3. Follow the instructions in [this repository](https://github.com/openai/gym) to perform a minimal install of OpenAI gym.
- Install the **box2d** environment group by following the instructions [here](https://github.com/openai/gym#box2d).

```bash
pip install gym[box2d]
```

4. Follow the instructions in [third Udacity DRL procjet](https://github.com/udacity/deep-reinforcement-learning/tree/master/p3_collab-compet) to get the environment.

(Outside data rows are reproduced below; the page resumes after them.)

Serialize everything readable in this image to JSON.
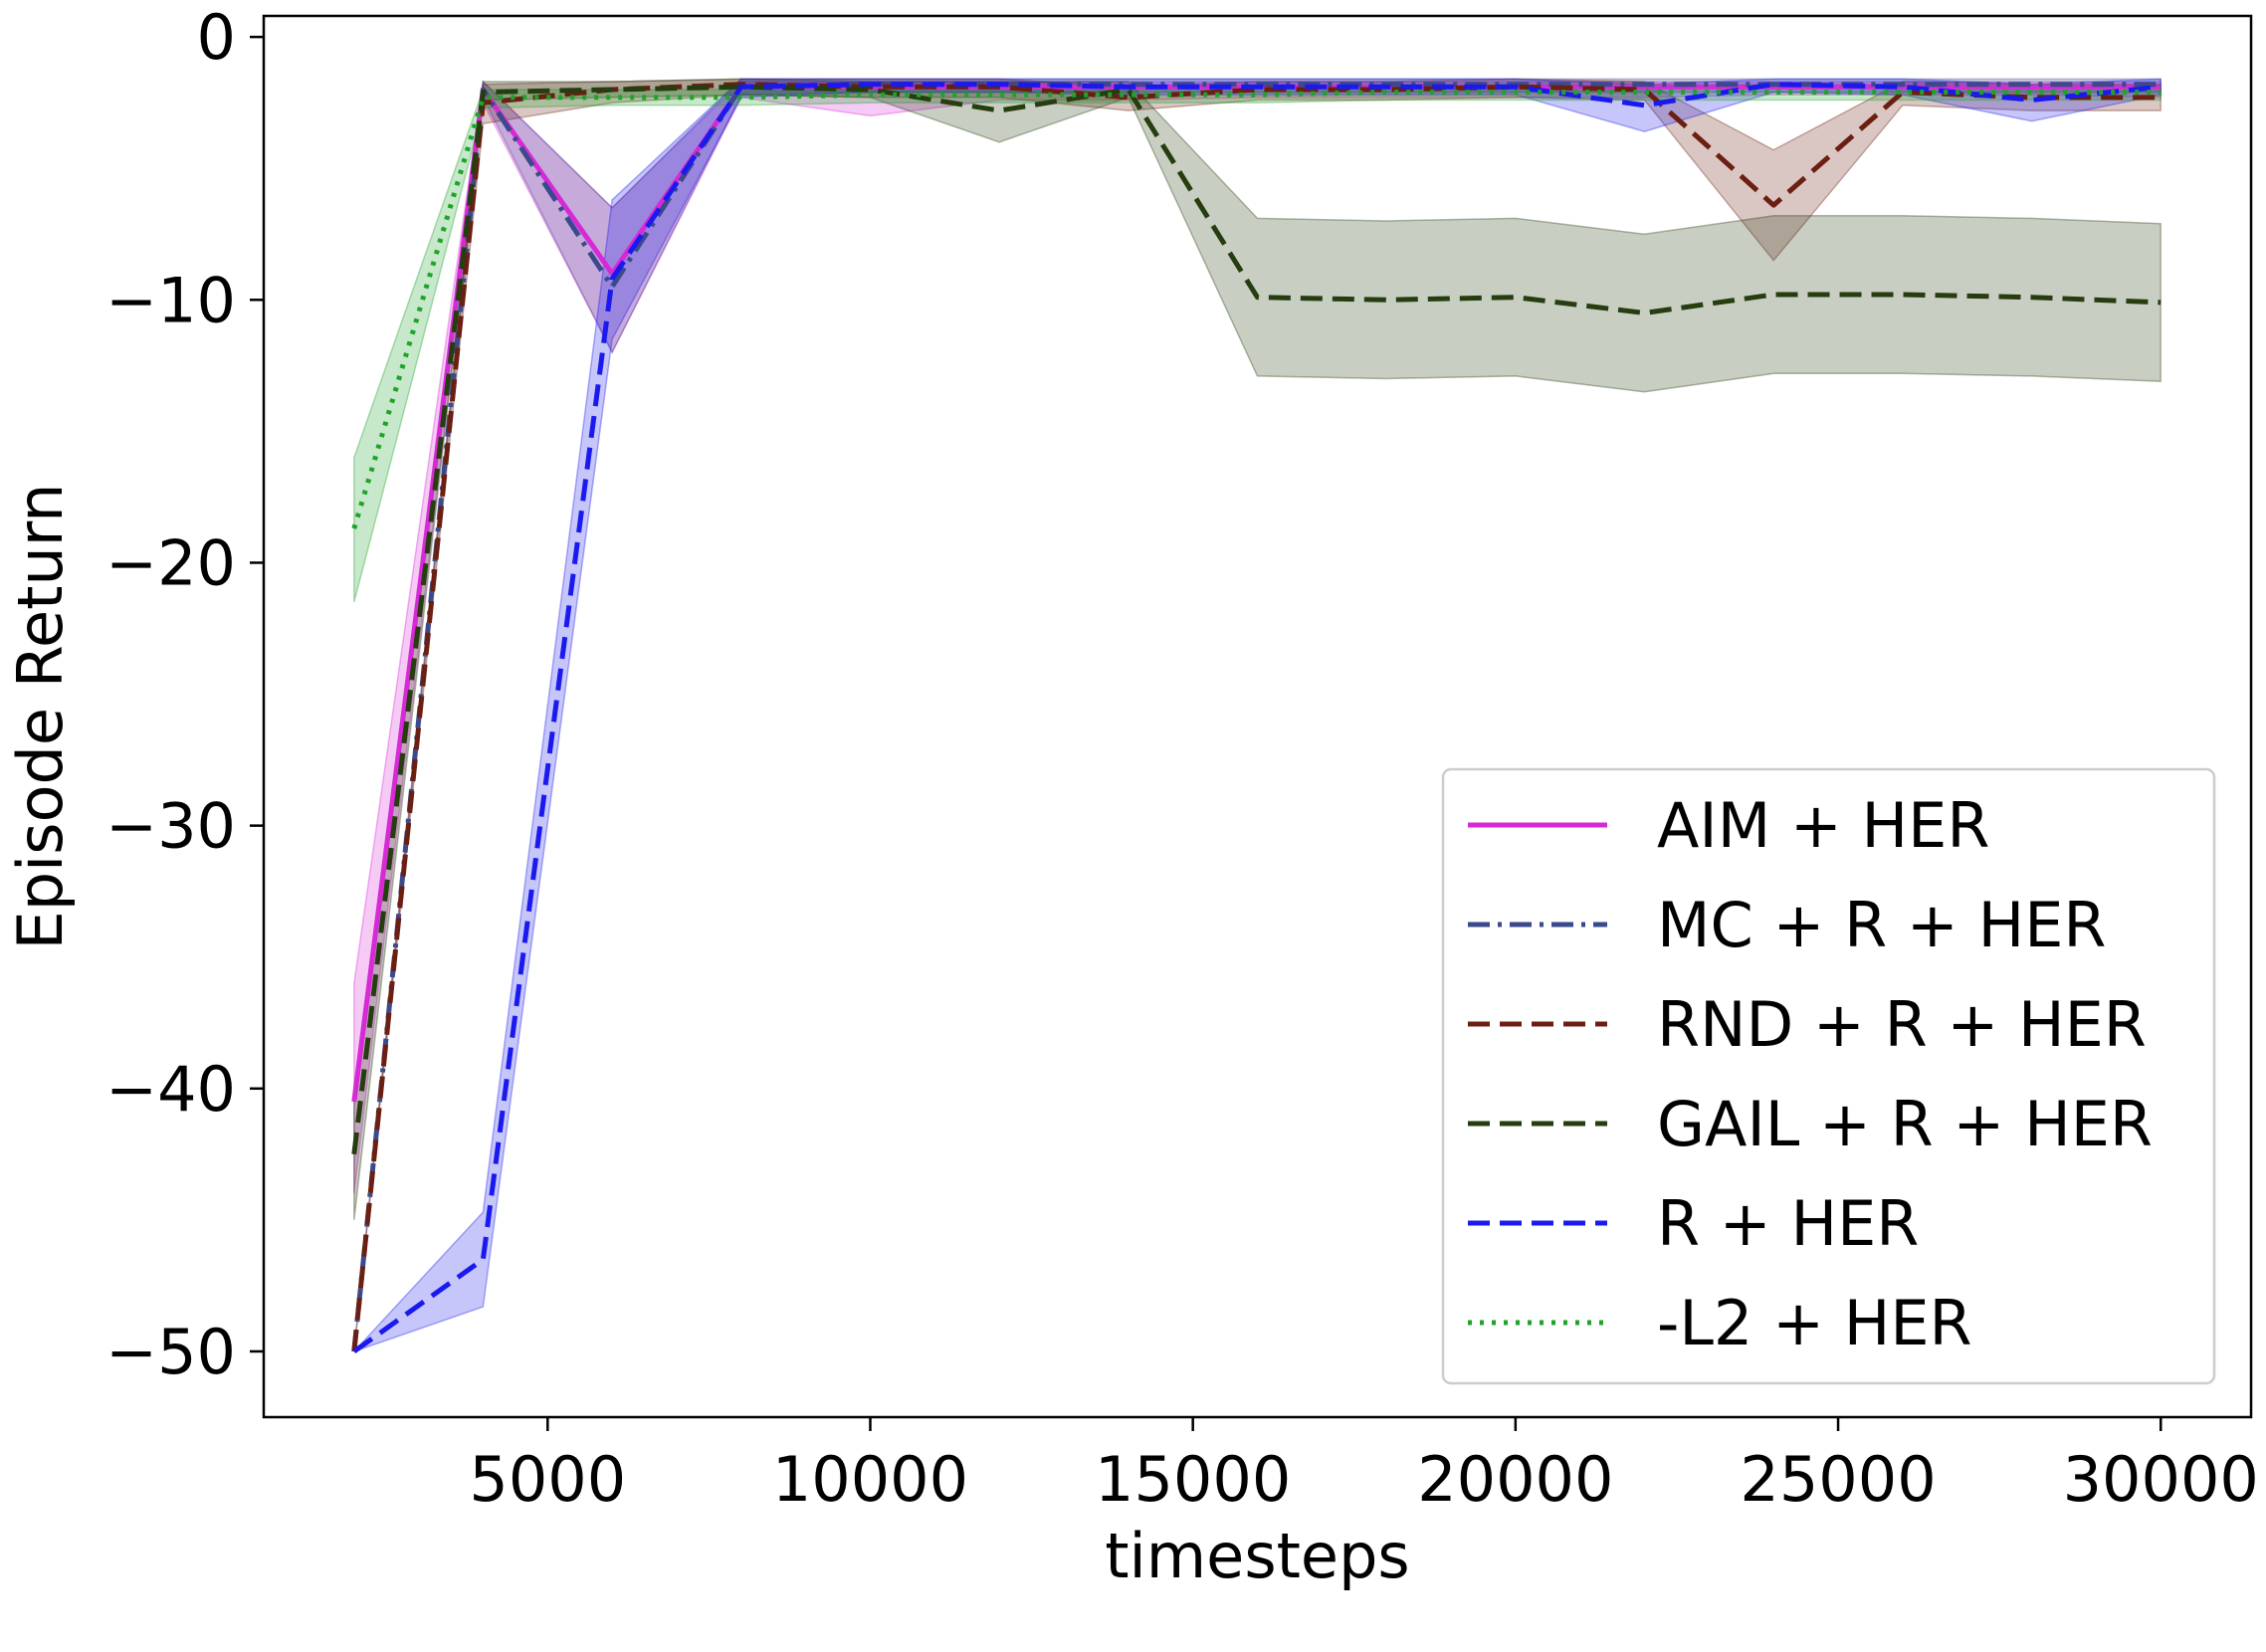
{
  "chart_data": {
    "type": "line",
    "title": "",
    "xlabel": "timesteps",
    "ylabel": "Episode Return",
    "xlim": [
      600,
      31400
    ],
    "ylim": [
      -52.5,
      0.8
    ],
    "xticks": [
      5000,
      10000,
      15000,
      20000,
      25000,
      30000
    ],
    "yticks": [
      0,
      -10,
      -20,
      -30,
      -40,
      -50
    ],
    "grid": false,
    "legend_position": "lower-right",
    "x": [
      2000,
      4000,
      6000,
      8000,
      10000,
      12000,
      14000,
      16000,
      18000,
      20000,
      22000,
      24000,
      26000,
      28000,
      30000
    ],
    "series": [
      {
        "name": "AIM + HER",
        "color": "#d62ad6",
        "dash": "solid",
        "values": [
          -40.5,
          -2.0,
          -9.0,
          -1.9,
          -1.9,
          -1.9,
          -1.9,
          -1.9,
          -1.9,
          -1.9,
          -1.9,
          -1.9,
          -1.9,
          -1.9,
          -1.9
        ],
        "lower": [
          -44.0,
          -2.5,
          -12.0,
          -2.3,
          -3.0,
          -2.4,
          -2.4,
          -2.3,
          -2.3,
          -2.3,
          -2.3,
          -2.2,
          -2.2,
          -2.2,
          -2.3
        ],
        "upper": [
          -36.0,
          -1.7,
          -6.5,
          -1.7,
          -1.7,
          -1.7,
          -1.7,
          -1.7,
          -1.7,
          -1.7,
          -1.7,
          -1.7,
          -1.7,
          -1.7,
          -1.7
        ]
      },
      {
        "name": "MC + R + HER",
        "color": "#3b4a8c",
        "dash": "dashdot",
        "values": [
          -50.0,
          -2.0,
          -9.5,
          -1.9,
          -1.8,
          -1.8,
          -1.8,
          -1.8,
          -1.8,
          -1.8,
          -1.8,
          -1.8,
          -1.8,
          -1.8,
          -1.8
        ],
        "lower": [
          -50.0,
          -2.3,
          -12.0,
          -2.2,
          -2.1,
          -2.1,
          -2.1,
          -2.1,
          -2.1,
          -2.1,
          -2.1,
          -2.1,
          -2.1,
          -2.1,
          -2.1
        ],
        "upper": [
          -50.0,
          -1.7,
          -6.5,
          -1.6,
          -1.6,
          -1.6,
          -1.6,
          -1.6,
          -1.6,
          -1.6,
          -1.6,
          -1.6,
          -1.6,
          -1.6,
          -1.6
        ]
      },
      {
        "name": "RND + R + HER",
        "color": "#6b1f12",
        "dash": "dashed",
        "values": [
          -50.0,
          -2.5,
          -2.0,
          -1.8,
          -1.9,
          -1.9,
          -2.3,
          -2.0,
          -2.0,
          -1.9,
          -2.0,
          -6.4,
          -2.1,
          -2.3,
          -2.3
        ],
        "lower": [
          -50.0,
          -3.3,
          -2.5,
          -2.2,
          -2.3,
          -2.3,
          -2.8,
          -2.4,
          -2.4,
          -2.3,
          -2.4,
          -8.5,
          -2.6,
          -2.8,
          -2.8
        ],
        "upper": [
          -50.0,
          -1.8,
          -1.7,
          -1.6,
          -1.6,
          -1.6,
          -1.9,
          -1.7,
          -1.7,
          -1.6,
          -1.7,
          -4.3,
          -1.7,
          -1.8,
          -1.8
        ]
      },
      {
        "name": "GAIL + R + HER",
        "color": "#263d10",
        "dash": "dashed",
        "values": [
          -42.5,
          -2.1,
          -2.0,
          -1.9,
          -2.0,
          -2.8,
          -2.0,
          -9.9,
          -10.0,
          -9.9,
          -10.5,
          -9.8,
          -9.8,
          -9.9,
          -10.1
        ],
        "lower": [
          -45.0,
          -2.4,
          -2.3,
          -2.2,
          -2.3,
          -4.0,
          -2.3,
          -12.9,
          -13.0,
          -12.9,
          -13.5,
          -12.8,
          -12.8,
          -12.9,
          -13.1
        ],
        "upper": [
          -40.0,
          -1.7,
          -1.7,
          -1.6,
          -1.7,
          -1.7,
          -1.7,
          -6.9,
          -7.0,
          -6.9,
          -7.5,
          -6.8,
          -6.8,
          -6.9,
          -7.1
        ]
      },
      {
        "name": "R + HER",
        "color": "#1a1aee",
        "dash": "dashed",
        "values": [
          -50.0,
          -46.5,
          -9.2,
          -1.9,
          -1.8,
          -1.8,
          -1.9,
          -1.9,
          -1.9,
          -1.9,
          -2.6,
          -1.8,
          -1.9,
          -2.4,
          -1.9
        ],
        "lower": [
          -50.0,
          -48.3,
          -11.5,
          -2.3,
          -2.1,
          -2.1,
          -2.2,
          -2.2,
          -2.2,
          -2.2,
          -3.6,
          -2.1,
          -2.2,
          -3.2,
          -2.2
        ],
        "upper": [
          -50.0,
          -44.7,
          -6.2,
          -1.6,
          -1.6,
          -1.6,
          -1.6,
          -1.6,
          -1.6,
          -1.6,
          -1.8,
          -1.6,
          -1.6,
          -1.8,
          -1.6
        ]
      },
      {
        "name": "-L2 + HER",
        "color": "#1fa32a",
        "dash": "dotted",
        "values": [
          -18.7,
          -2.3,
          -2.3,
          -2.3,
          -2.2,
          -2.2,
          -2.2,
          -2.2,
          -2.1,
          -2.1,
          -2.1,
          -2.1,
          -2.1,
          -2.1,
          -2.1
        ],
        "lower": [
          -21.5,
          -2.7,
          -2.6,
          -2.6,
          -2.5,
          -2.5,
          -2.5,
          -2.5,
          -2.4,
          -2.4,
          -2.4,
          -2.4,
          -2.4,
          -2.4,
          -2.4
        ],
        "upper": [
          -16.0,
          -2.0,
          -2.0,
          -2.0,
          -1.9,
          -1.9,
          -1.9,
          -1.9,
          -1.8,
          -1.8,
          -1.8,
          -1.8,
          -1.8,
          -1.8,
          -1.8
        ]
      }
    ]
  }
}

5. Clone the repository, and navigate to the `python/` folder. Then, install several dependencies.
```bash
git clone https://github.com/eljandoubi/MADDPG-for-Collaboration-and-Competition.git
cd MADDPG-for-Collaboration-and-Competition/python
pip install .
```

6. Create an [IPython kernel](http://ipython.readthedocs.io/en/stable/install/kernel_install.html) for the `drlnd` environment.
```bash
python -m ipykernel install --user --name drlnd --display-name "drlnd"
```

7. Before running code in a notebook, change the kernel to match the `drlnd` environment by using the drop-down `Kernel` menu.

![Kernel][image3]

## Training and inference
You can train and/or inference Tennis environment:

Run the training and/or inference cell of `Tennis.ipynb`.

The pre-trained models with the highest score are stored in `Tennis_checkpoint`.

Same for Soccer but the current checkpoint isn't the best.

## Implementation and Resultats

The implementation and resultats are discussed in the report.